Parameter Update: 2026-12
"claude code crackdown" edition
It feels like Anthropic can't go a week without getting caught up in something. At least this one isn't quite as bad as the DOD drama, I guess?
Anthropic
Claude Code Leak
Through the accidental inclusion of source maps, Anthropic shipped internal Claude Code source as part of the public npm package for Claude Code this week. This wouldn't be such a big deal, if the CLI had been open-source to begin with (like most of it's competitiors, including Codex), but alas it is not and so it was. The leak means we got some insight into features currently in development (like a new "always on" agent mode called KAIROS, the April fools /buddy command, and a new renderer hidden behind the hilarious CLAUDE_CODE_NO_FLICKER option), and into Anthropic's handling of the crisis which was somewhere between "surprisingly good failure culture" and "probably illegal DMCA takedowns".
Ban on OpenClaw Usage
Ever since Peter Steinberger joined OpenAI a few weeks ago, this was really only a matter of time: Anthropic is disallowing the usage of Claude subscriptions on OpenClaw or other third-party tools. This sucks, of course, but at least they're giving out a one-time credit for usage credits valued at one month of your current subscription. Now, I'm all ears for other models to power OpenClaw with - the last time I tried it with GPT-5.4, the experience was very sobering.
Google: Gemma 4
The newest generation of Google's open-source models dropped. Gemma 4 matches much larger models in benchmarks (which makes me wonder why they chose to highlight elo as a headline metric?). I assume there is a lot of benchmaxxing going on and actual performance will be more in line with other models it's size (we're not getting "Claude Sonnet on an iPhone" just yet), but this is still a very good drop that should hopefully trickle down large parts of Google's "local AI" product stack (think: powering parts of Android).
Gemma 4 is our most capable open model family yet:
— Google (@Google) April 2, 2026
🔵 Four versatile sizes
🔵 Up to 256K context window
🔵 Native function-calling for autonomous agents
🔵 Offline, high-quality code generation
🔵 Native multimodal support
🔵 Trained on 140+ languages
🔵 Commercially permissive… pic.twitter.com/9avH9dHDQP
Microsoft Model Launches
Believe it or not, Microsoft is technically still part of the AI race (even as their Superintelligence definition increasingly slips towards "meeting enterprise needs"). Three new models in this release:
- MAI-Transcribe-1, termed "most accurate transcription model in the world"
- MAI-Voice-1, a new TTS model that actually sounds surprisingly decent
- MAI-Image-2, a new image generation model.
Out of all of these, MAI-Image-2 received the most hype on my timeline. It actually dropped a while ago, but no one appears to have noticed until now? Anyway - the more players the better, but there's few things in this release that are genuinely exciting.
We’re bringing our growing MAI model family to every developer in Foundry, including …
— Satya Nadella (@satyanadella) April 2, 2026
· MAI-Transcribe-1, most accurate transcription model in world across 25 languages
· MAI-Voice-1, natural, expressive speech generation
· MAI-Image-2, our most capable image model yet
Start… pic.twitter.com/p0DZZcAUZ4
Netflix: VOID Model
Something I didn't have on my bingo card this year: Netflix is apparently building AI models now? Their new VOID model takes a video and a prompt and then, based on the prompt, removes objects from the video. The catch: It doesn't just do inpainting, it also accounts for changes in physics/interaction (i.e., if you remove a person flipping a switch, the switch shouldn't be flipped in the video output).
Netflix just dropped VOID.
— Min Choi (@minchoi) April 5, 2026
This AI removes objects from video...
And even corrects the physics after objects/people are removed.

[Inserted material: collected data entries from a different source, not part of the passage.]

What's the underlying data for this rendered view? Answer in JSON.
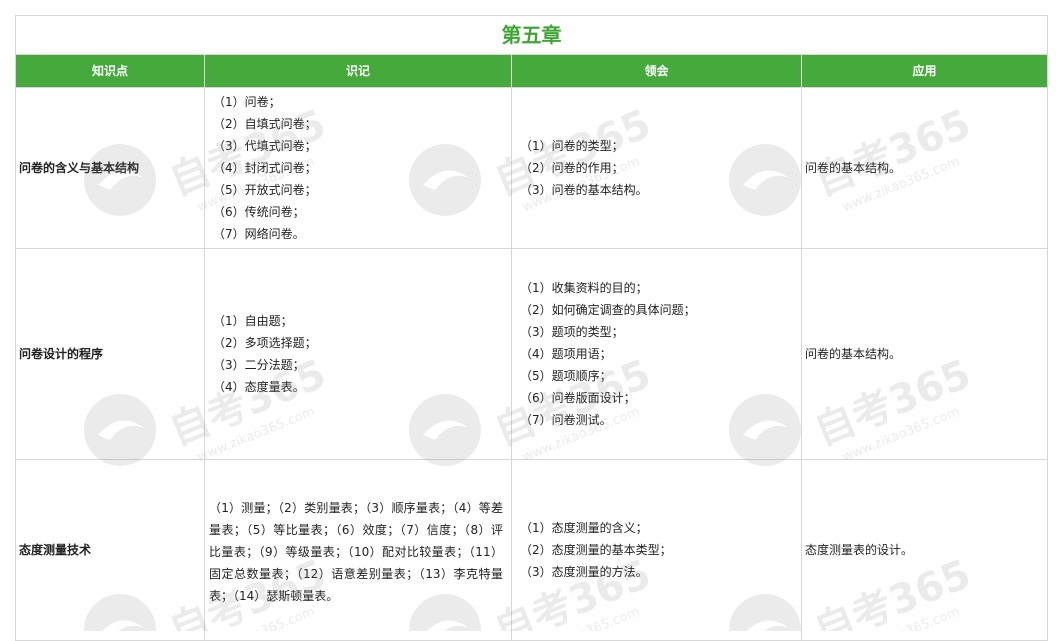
{
  "chapter_title": "第五章",
  "headers": {
    "topic": "知识点",
    "remember": "识记",
    "understand": "领会",
    "apply": "应用"
  },
  "rows": [
    {
      "topic": "问卷的含义与基本结构",
      "remember": [
        "（1）问卷；",
        "（2）自填式问卷；",
        "（3）代填式问卷；",
        "（4）封闭式问卷；",
        "（5）开放式问卷；",
        "（6）传统问卷；",
        "（7）网络问卷。"
      ],
      "understand": [
        "（1）问卷的类型；",
        "（2）问卷的作用；",
        "（3）问卷的基本结构。"
      ],
      "apply": "问卷的基本结构。"
    },
    {
      "topic": "问卷设计的程序",
      "remember": [
        "（1）自由题；",
        "（2）多项选择题；",
        "（3）二分法题；",
        "（4）态度量表。"
      ],
      "understand": [
        "（1）收集资料的目的；",
        "（2）如何确定调查的具体问题；",
        "（3）题项的类型；",
        "（4）题项用语；",
        "（5）题项顺序；",
        "（6）问卷版面设计；",
        "（7）问卷测试。"
      ],
      "apply": "问卷的基本结构。"
    },
    {
      "topic": "态度测量技术",
      "remember_paragraph": "（1）测量；（2）类别量表；（3）顺序量表；（4）等差量表；（5）等比量表；（6）效度；（7）信度；（8）评比量表；（9）等级量表；（10）配对比较量表；（11）固定总数量表；（12）语意差别量表；（13）李克特量表；（14）瑟斯顿量表。",
      "understand": [
        "（1）态度测量的含义；",
        "（2）态度测量的基本类型；",
        "（3）态度测量的方法。"
      ],
      "apply": "态度测量表的设计。"
    }
  ],
  "watermark": {
    "text": "自考365",
    "url": "www.zikao365.com"
  }
}
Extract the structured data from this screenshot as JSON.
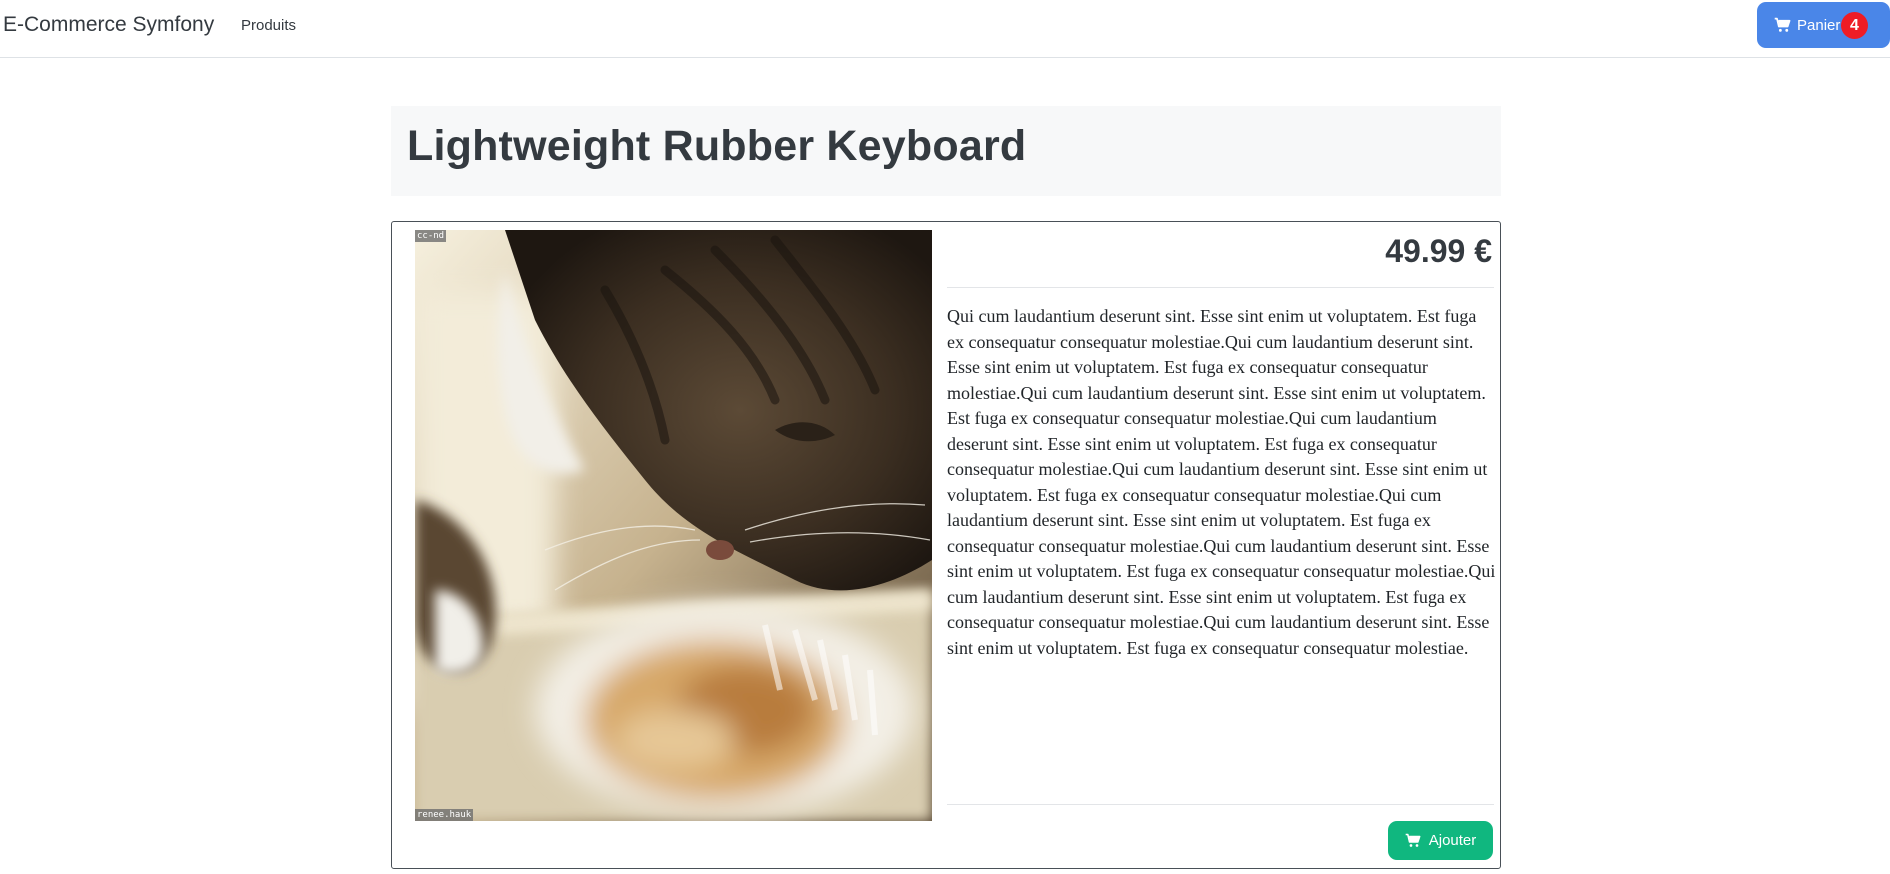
{
  "navbar": {
    "brand": "E-Commerce Symfony",
    "nav_links": [
      {
        "label": "Produits"
      }
    ],
    "cart": {
      "label": "Panier",
      "count": "4",
      "icon": "cart-icon",
      "color": "#4a86e8",
      "badge_color": "#ee1c25"
    }
  },
  "product": {
    "title": "Lightweight Rubber Keyboard",
    "price": "49.99 €",
    "image": {
      "license_label": "cc-nd",
      "author_label": "renee.hauk",
      "subject": "tabby cat sniffing a cupcake"
    },
    "description": "Qui cum laudantium deserunt sint. Esse sint enim ut voluptatem. Est fuga ex consequatur consequatur molestiae.Qui cum laudantium deserunt sint. Esse sint enim ut voluptatem. Est fuga ex consequatur consequatur molestiae.Qui cum laudantium deserunt sint. Esse sint enim ut voluptatem. Est fuga ex consequatur consequatur molestiae.Qui cum laudantium deserunt sint. Esse sint enim ut voluptatem. Est fuga ex consequatur consequatur molestiae.Qui cum laudantium deserunt sint. Esse sint enim ut voluptatem. Est fuga ex consequatur consequatur molestiae.Qui cum laudantium deserunt sint. Esse sint enim ut voluptatem. Est fuga ex consequatur consequatur molestiae.Qui cum laudantium deserunt sint. Esse sint enim ut voluptatem. Est fuga ex consequatur consequatur molestiae.Qui cum laudantium deserunt sint. Esse sint enim ut voluptatem. Est fuga ex consequatur consequatur molestiae.Qui cum laudantium deserunt sint. Esse sint enim ut voluptatem. Est fuga ex consequatur consequatur molestiae.",
    "add_button": {
      "label": "Ajouter",
      "icon": "cart-icon",
      "color": "#10b77f"
    }
  }
}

Demo in commets👇 pic.twitter.com/vxDdnl6l7B
In regular engineering news (not even really news, just something really impressive I completely missed): Netflix was able to massively reduce streaming bandwidth using artificial film grain. Some people are saying they're pushing bandwidth as low as 200kbps. I wasn't able to verify that specific claim, but what I can say: I had some very slow Wifi the last time I wanted to watch some streaming and Netflix was the only service that was able to play video reliably. So at least the recurring subscription price increases are going somewhere, I guess?
OpenAI: Raising new round
In case you missed it, OpenAI is currently still busy burning enourmous amounts of money. This week, they announced a new cash refill, this time raising $122 Billion at a $852 Billion valuation. Yup, that puts it somewhere between the GDP of Belgium and Switzerland. Now, that's obviously not a fair comparison, but also not as far removed of as you may think, given the $122B might give them as little as 18 months of runway?
This comes the same week SpaceX IPO rumors ran wild, with it apparently targeting a valuation approaching $2 Trillion (lol).